How We Keep the Seattle Region Moving without Heel Pain
If you’re sleepless in Seattle, we’re afraid we don’t have much specialization in helping you catch some extra Z’s.
But if you’re one of the many folks in the Seattle region who get up each morning and receive a jolt of heel pain when your feet hit the floor, that is something we are well equipped to help you with!
Of course, maybe your heel pain doesn’t occur in the morning. Maybe you feel it during or after exercise, or near the end of a long day of being on your feet at work.
Heel pain is one of the most common problems we see come through our doors.
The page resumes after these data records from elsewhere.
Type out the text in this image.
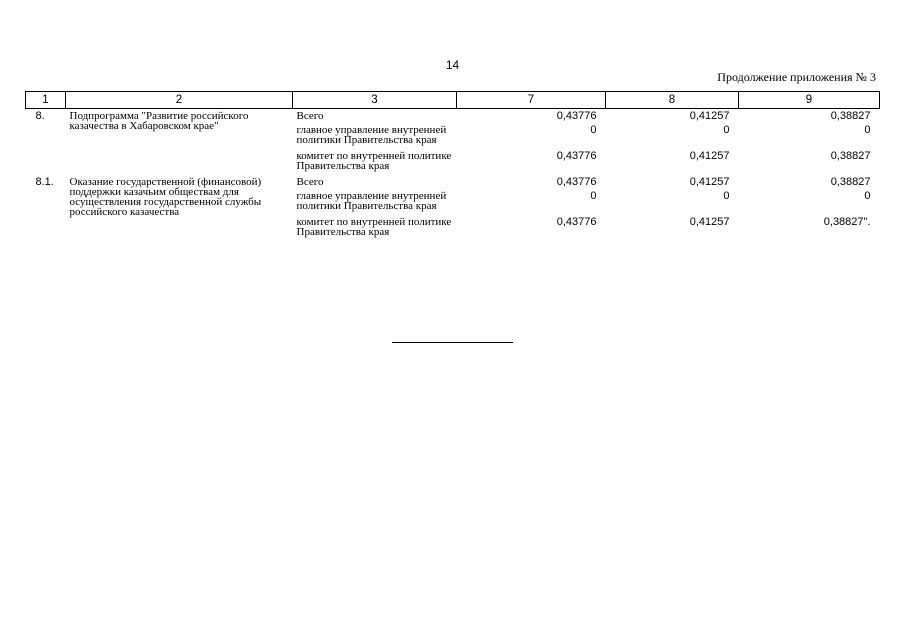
14
Продолжение приложения № 3
1	2	3	7	8	9
8.	Подпрограмма "Развитие российского казачества в Хабаровском крае"	Всего	0,43776	0,41257	0,38827
		главное управление внутренней политики Правительства края	0	0	0
		комитет по внутренней политике Правительства края	0,43776	0,41257	0,38827
8.1.	Оказание государственной (финансовой) поддержки казачьим обществам для осуществления государственной службы российского казачества	Всего	0,43776	0,41257	0,38827
		главное управление внутренней политики Правительства края	0	0	0
		комитет по внутренней политике Правительства края	0,43776	0,41257	0,38827".
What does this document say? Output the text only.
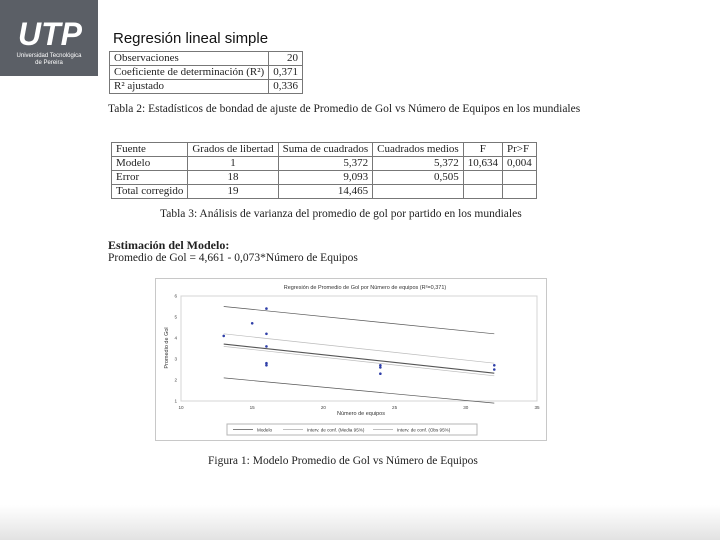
UTP
Universidad Tecnológica
de Pereira
Regresión lineal simple
Observaciones	20
Coeficiente de determinación (R²)	0,371
R² ajustado	0,336
Tabla 2: Estadísticos de bondad de ajuste de Promedio de Gol vs Número de Equipos en los mundiales
Fuente	Grados de libertad	Suma de cuadrados	Cuadrados medios	F	Pr>F
Modelo	1	5,372	5,372	10,634	0,004
Error	18	9,093	0,505		
Total corregido	19	14,465			
Tabla 3: Análisis de varianza del promedio de gol por partido en los mundiales
Estimación del Modelo:
Promedio de Gol = 4,661 - 0,073*Número de Equipos
Regresión de Promedio de Gol por Número de equipos (R²=0,371)
10	15	20	25	30	35
1
2
3
4
5
6
Número de equipos
Promedio de Gol
Modelo	Interv. de conf. (Media 95%)	Interv. de conf. (Obs 95%)
Figura 1: Modelo Promedio de Gol vs Número de Equipos
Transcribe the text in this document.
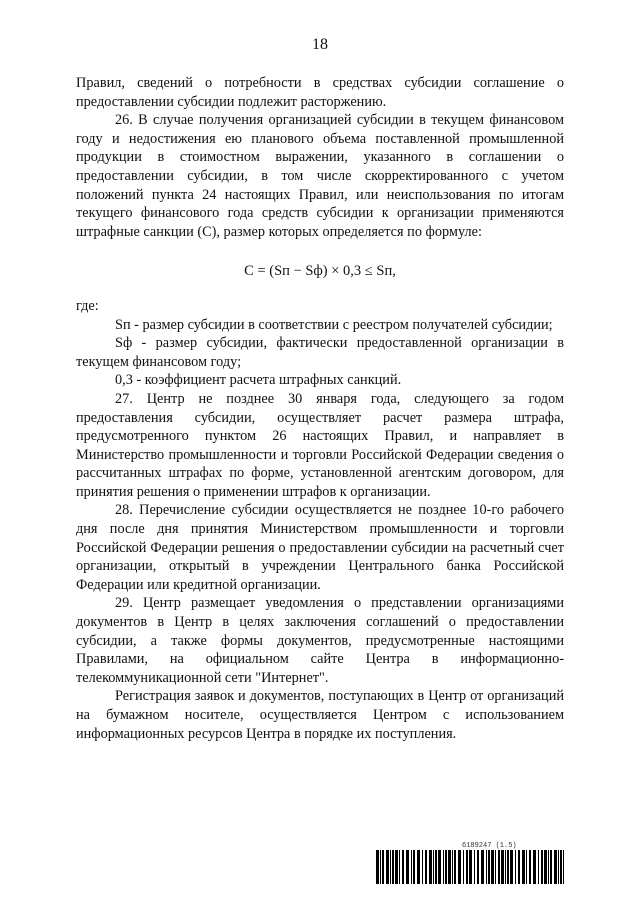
18

Правил, сведений о потребности в средствах субсидии соглашение о предоставлении субсидии подлежит расторжению.

26. В случае получения организацией субсидии в текущем финансовом году и недостижения ею планового объема поставленной промышленной продукции в стоимостном выражении, указанного в соглашении о предоставлении субсидии, в том числе скорректированного с учетом положений пункта 24 настоящих Правил, или неиспользования по итогам текущего финансового года средств субсидии к организации применяются штрафные санкции (С), размер которых определяется по формуле:

C = (Sп − Sф) × 0,3 ≤ Sп,

где:

Sп - размер субсидии в соответствии с реестром получателей субсидии;

Sф - размер субсидии, фактически предоставленной организации в текущем финансовом году;

0,3 - коэффициент расчета штрафных санкций.

27. Центр не позднее 30 января года, следующего за годом предоставления субсидии, осуществляет расчет размера штрафа, предусмотренного пунктом 26 настоящих Правил, и направляет в Министерство промышленности и торговли Российской Федерации сведения о рассчитанных штрафах по форме, установленной агентским договором, для принятия решения о применении штрафов к организации.

28. Перечисление субсидии осуществляется не позднее 10-го рабочего дня после дня принятия Министерством промышленности и торговли Российской Федерации решения о предоставлении субсидии на расчетный счет организации, открытый в учреждении Центрального банка Российской Федерации или кредитной организации.

29. Центр размещает уведомления о представлении организациями документов в Центр в целях заключения соглашений о предоставлении субсидии, а также формы документов, предусмотренные настоящими Правилами, на официальном сайте Центра в информационно-телекоммуникационной сети "Интернет".

Регистрация заявок и документов, поступающих в Центр от организаций на бумажном носителе, осуществляется Центром с использованием информационных ресурсов Центра в порядке их поступления.

6189247 (1.5)
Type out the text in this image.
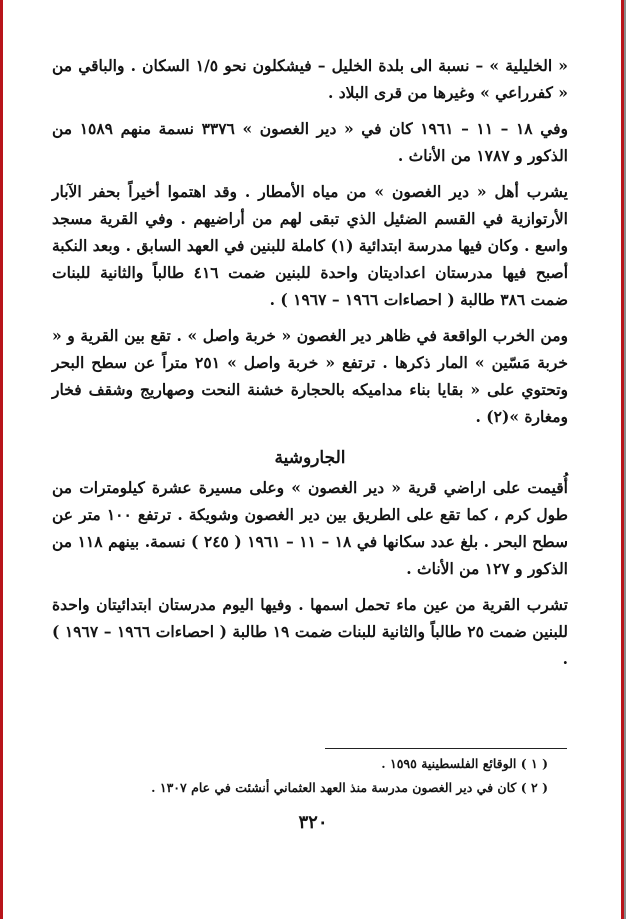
« الخليلية » – نسبة الى بلدة الخليل – فيشكلون نحو ١/٥ السكان . والباقي من « كفرراعي » وغيرها من قرى البلاد .

وفي ١٨ – ١١ – ١٩٦١ كان في « دير الغصون » ٣٣٧٦ نسمة منهم ١٥٨٩ من الذكور و ١٧٨٧ من الأناث .

يشرب أهل « دير الغصون » من مياه الأمطار . وقد اهتموا أخيراً بحفر الآبار الأرتوازية في القسم الضئيل الذي تبقى لهم من أراضيهم . وفي القرية مسجد واسع . وكان فيها مدرسة ابتدائية (١) كاملة للبنين في العهد السابق . وبعد النكبة أصبح فيها مدرستان اعداديتان واحدة للبنين ضمت ٤١٦ طالباً والثانية للبنات ضمت ٣٨٦ طالبة ( احصاءات ١٩٦٦ – ١٩٦٧ ) .

ومن الخرب الواقعة في ظاهر دير الغصون « خربة واصل » . تقع بين القرية و « خربة مَسّين » المار ذكرها . ترتفع « خربة واصل » ٢٥١ متراً عن سطح البحر وتحتوي على « بقايا بناء مداميكه بالحجارة خشنة النحت وصهاريج وشقف فخار ومغارة »(٢) .

الجاروشية

أُقيمت على اراضي قرية « دير الغصون » وعلى مسيرة عشرة كيلومترات من طول كرم ، كما تقع على الطريق بين دير الغصون وشويكة . ترتفع ١٠٠ متر عن سطح البحر . بلغ عدد سكانها في ١٨ – ١١ – ١٩٦١ ( ٢٤٥ ) نسمة. بينهم ١١٨ من الذكور و ١٢٧ من الأناث .

تشرب القرية من عين ماء تحمل اسمها . وفيها اليوم مدرستان ابتدائيتان واحدة للبنين ضمت ٢٥ طالباً والثانية للبنات ضمت ١٩ طالبة ( احصاءات ١٩٦٦ – ١٩٦٧ ) .

( ١ ) الوقائع الفلسطينية ١٥٩٥ .

( ٢ ) كان في دير الغصون مدرسة منذ العهد العثماني أنشئت في عام ١٣٠٧ .

٣٢٠
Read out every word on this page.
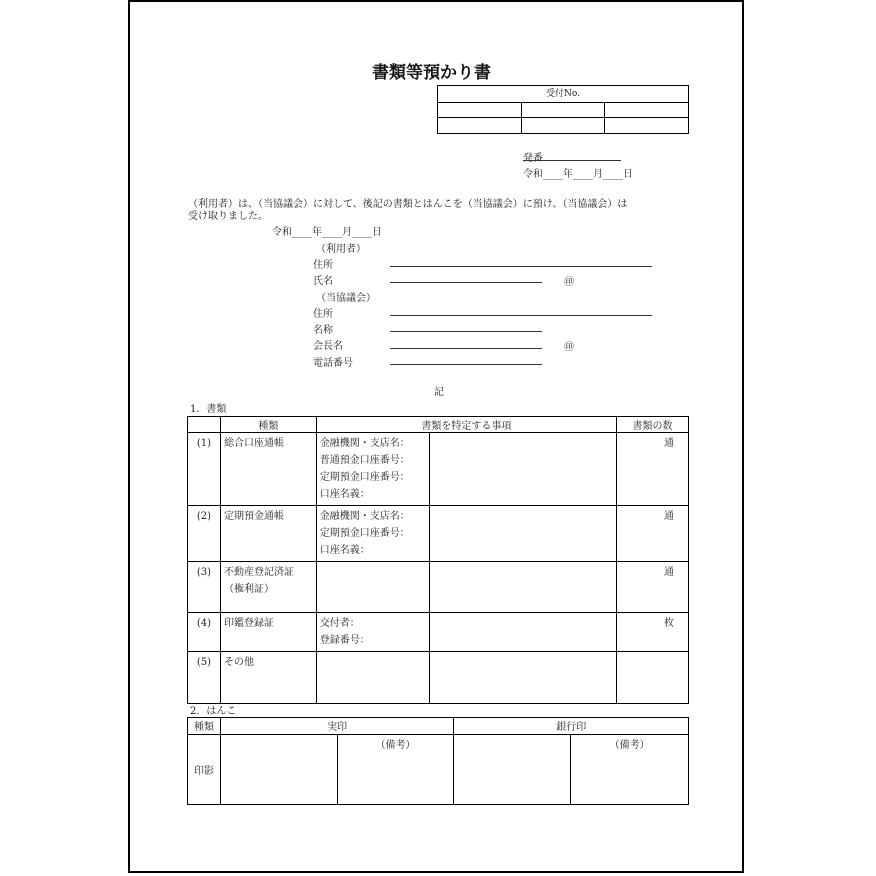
書類等預かり書
受付No.		

発番
令和____年____月____日
（利用者）は、（当協議会）に対して、後記の書類とはんこを（当協議会）に預け、（当協議会）は
受け取りました。
令和____年____月____日
（利用者）
住所
氏名	㊞
（当協議会）
住所
名称
会長名	㊞
電話番号
記
1．書類
	種類	書類を特定する事項		書類の数

(1)	総合口座通帳	金融機関・支店名：
普通預金口座番号：
定期預金口座番号：
口座名義：		通

(2)	定期預金通帳	金融機関・支店名：
定期預金口座番号：
口座名義：		通

(3)	不動産登記済証
（権利証）			通

(4)	印鑑登録証	交付者：
登録番号：		枚

(5)	その他			

2．はんこ
種類	実印		銀行印	

印影		（備考）		（備考）
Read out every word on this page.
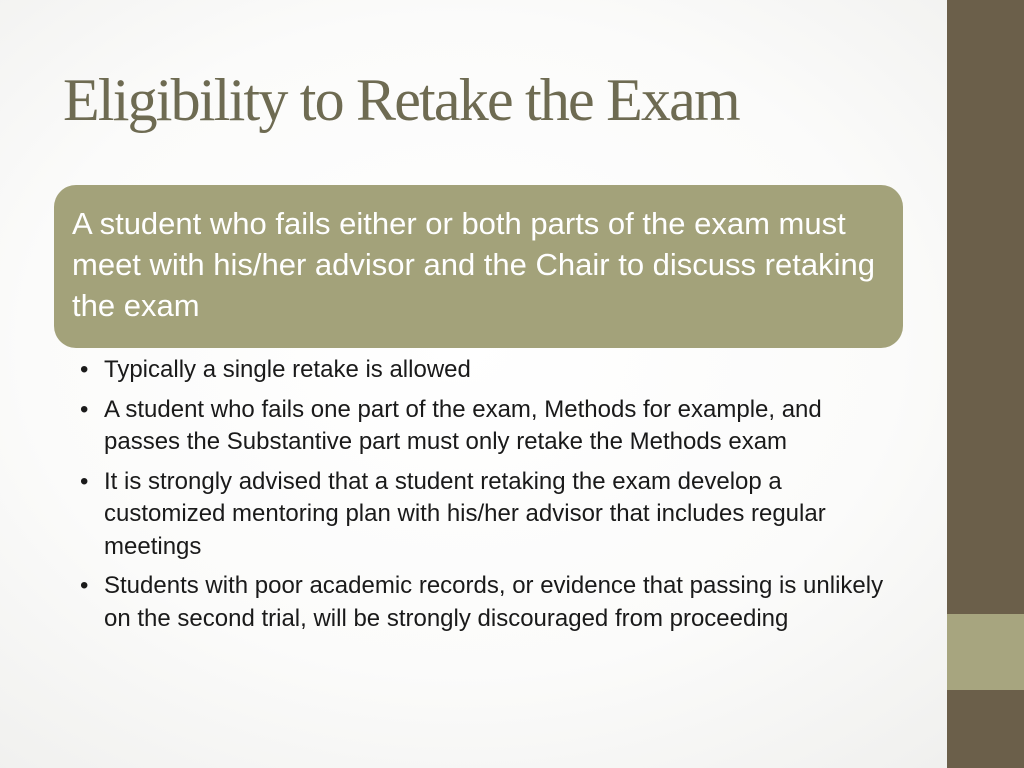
Eligibility to Retake the Exam
A student who fails either or both parts of the exam must meet with his/her advisor and the Chair to discuss retaking the exam
• Typically a single retake is allowed
• A student who fails one part of the exam, Methods for example, and passes the Substantive part must only retake the Methods exam
• It is strongly advised that a student retaking the exam develop a customized mentoring plan with his/her advisor that includes regular meetings
• Students with poor academic records, or evidence that passing is unlikely on the second trial, will be strongly discouraged from proceeding
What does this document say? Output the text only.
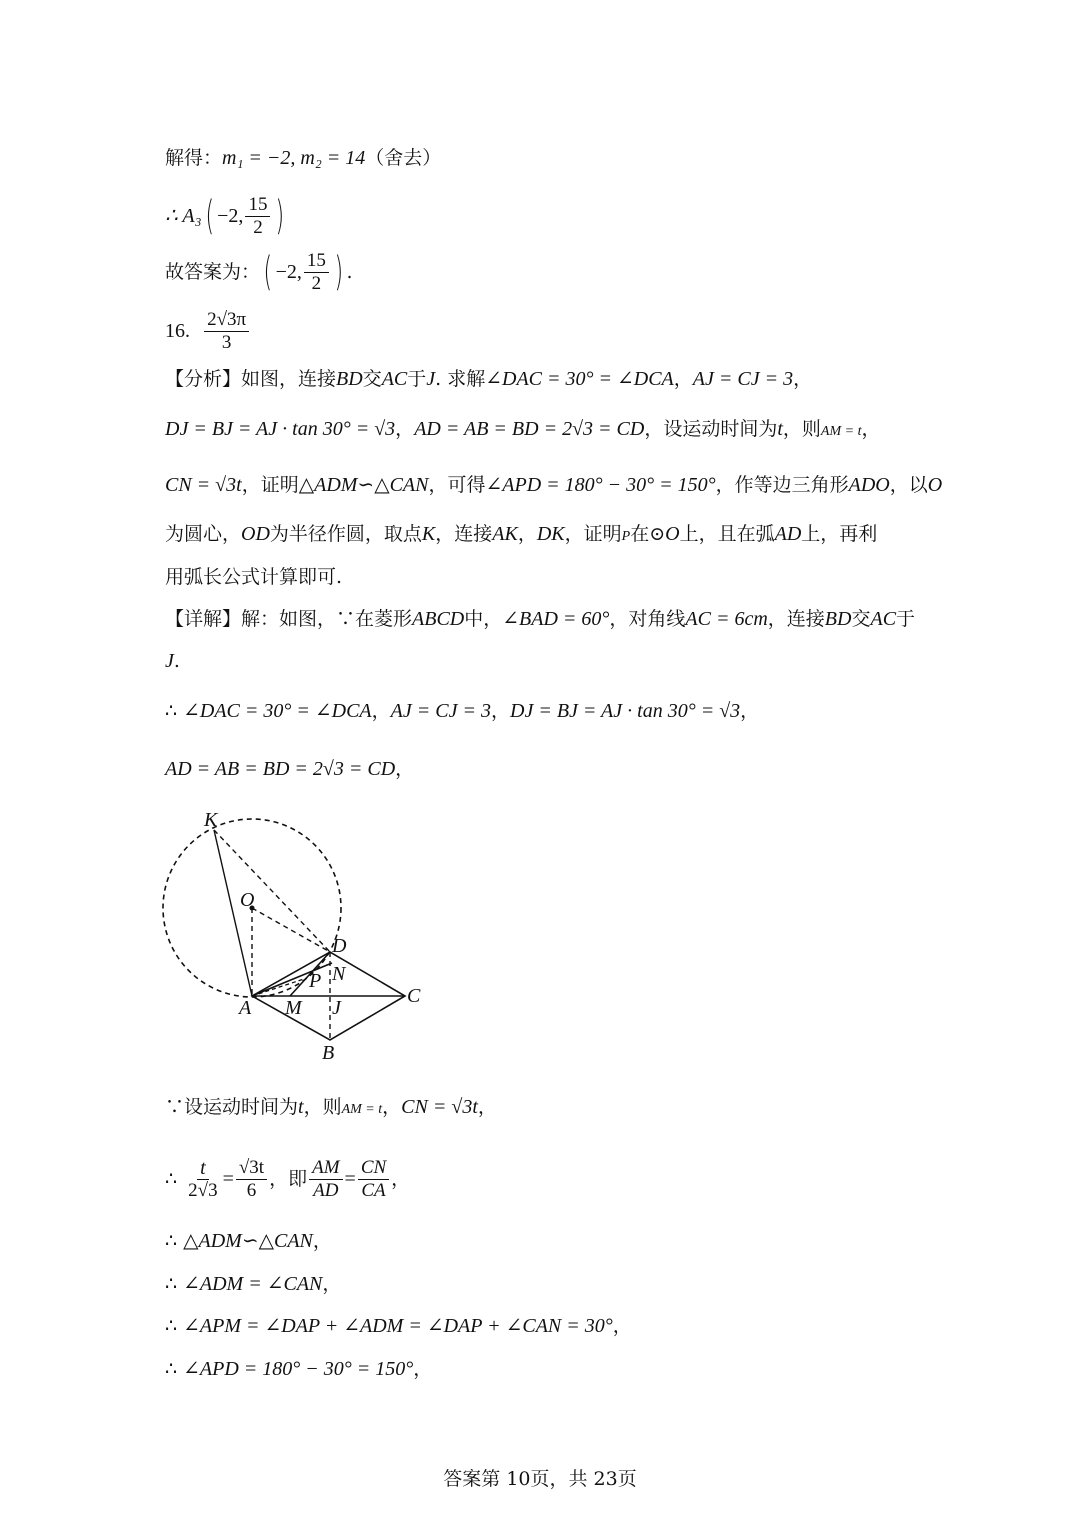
解得：m₁ = −2, m₂ = 14（舍去）
∴ A₃ ( −2, $\frac{15}{2}$ )
故答案为： ( −2, $\frac{15}{2}$ ) .
16.
$\frac{2√3\pi}{3}$
【分析】如图，连接BD交AC于J. 求解∠DAC = 30° = ∠DCA，AJ = CJ = 3，
DJ = BJ = AJ · tan 30° = √3，AD = AB = BD = 2√3 = CD，设运动时间为t，则AM = t，
CN = √3t，证明△ADM∽△CAN，可得∠APD = 180° − 30° = 150°，作等边三角形ADO，以O
为圆心，OD为半径作圆，取点K，连接AK，DK，证明P在⊙O上，且在弧AD上，再利
用弧长公式计算即可.
【详解】解：如图，∵在菱形ABCD中，∠BAD = 60°，对角线AC = 6cm，连接BD交AC于
J.
∴ ∠DAC = 30° = ∠DCA，AJ = CJ = 3，DJ = BJ = AJ · tan 30° = √3，
AD = AB = BD = 2√3 = CD，
K
O
D
N
P
C
A M J
B
∵设运动时间为t，则AM = t，CN = √3t，
∴
$\frac{t}{2√3} = \frac{√3t}{6}$ ，即 $\frac{AM}{AD} = \frac{CN}{CA}$ ，
∴ △ADM∽△CAN，
∴ ∠ADM = ∠CAN，
∴ ∠APM = ∠DAP + ∠ADM = ∠DAP + ∠CAN = 30°，
∴ ∠APD = 180° − 30° = 150°，
答案第 10页，共 23页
Fortunately, we also have an outstanding record of providing patients the relief they need, and almost always through conservative forms of treatment, too. Most cases of heel pain can be effectively treated within several months without the need for surgery.
How do we provide expert relief to Seattle’s heels from our Enumclaw office? It starts by understanding one big fact.
There is Not Just One Cause of Heel Pain
“Heel pain” itself is not so much a condition of its own as much as it tends to be a symptom of another problem. That means there is, unfortunately, no one universal treatment that will get rid of all heel pain.
To best address heel pain, we need to identify not only the problem at its source but also what is causing that problem in the first place.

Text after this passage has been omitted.